To assess whether this model could be applied elsewhere, we used records from an international hip fracture registry. The validation cohort originated from the Australian and New Zealand Hip Fracture Registry (ANZHFR), which was queried from June 2017 to December 2018. The ANZHFR is a prospective, multiinstitution database that collects preoperative, perioperative, and postoperative data on more than 50 independent variables from more than 67 participating hospitals in Australia and New Zealand.
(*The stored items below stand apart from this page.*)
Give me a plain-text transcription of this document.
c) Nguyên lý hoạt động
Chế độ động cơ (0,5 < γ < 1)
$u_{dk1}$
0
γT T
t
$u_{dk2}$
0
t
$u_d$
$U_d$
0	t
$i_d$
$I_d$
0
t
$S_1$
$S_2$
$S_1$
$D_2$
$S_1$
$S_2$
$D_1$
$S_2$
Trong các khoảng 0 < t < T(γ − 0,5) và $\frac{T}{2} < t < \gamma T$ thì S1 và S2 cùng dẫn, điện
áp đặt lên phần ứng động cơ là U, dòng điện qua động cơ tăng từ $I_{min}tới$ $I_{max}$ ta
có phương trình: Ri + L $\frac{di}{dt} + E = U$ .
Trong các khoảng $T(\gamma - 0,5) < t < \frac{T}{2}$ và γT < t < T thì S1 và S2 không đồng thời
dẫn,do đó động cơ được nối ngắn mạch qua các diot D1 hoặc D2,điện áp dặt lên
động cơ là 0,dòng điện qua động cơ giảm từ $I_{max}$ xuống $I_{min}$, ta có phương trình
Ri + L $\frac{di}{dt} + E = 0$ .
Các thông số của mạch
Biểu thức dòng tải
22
Data are acquired from medical records and operative notes. The data items collected by the ANZHFR are specified in the Australian and New Zealand Hip Fracture Registry Data Dictionary version 12.1_October 2019. A range of validated diagnostic tools for delirium have been deemed acceptable in the ANZHFR, including confusion assessment method (CAM), the CAM for the Intensive Care Unit (CAM-ICU), the 3-Minute CAM (3D-CAM), and the 4 As test (4AT) [3, 9, 16]. The selection criteria used in the developmental study [31] were applied; we included patients older than 60 years who underwent operative fixation of a femoral neck, intertrochanteric hip, or subtrochanteric hip fracture. Patients were excluded if they sustained a pathologic hip fracture or septic shock. The primary outcome of interest was postoperative delirium after surgical treatment of a hip fracture.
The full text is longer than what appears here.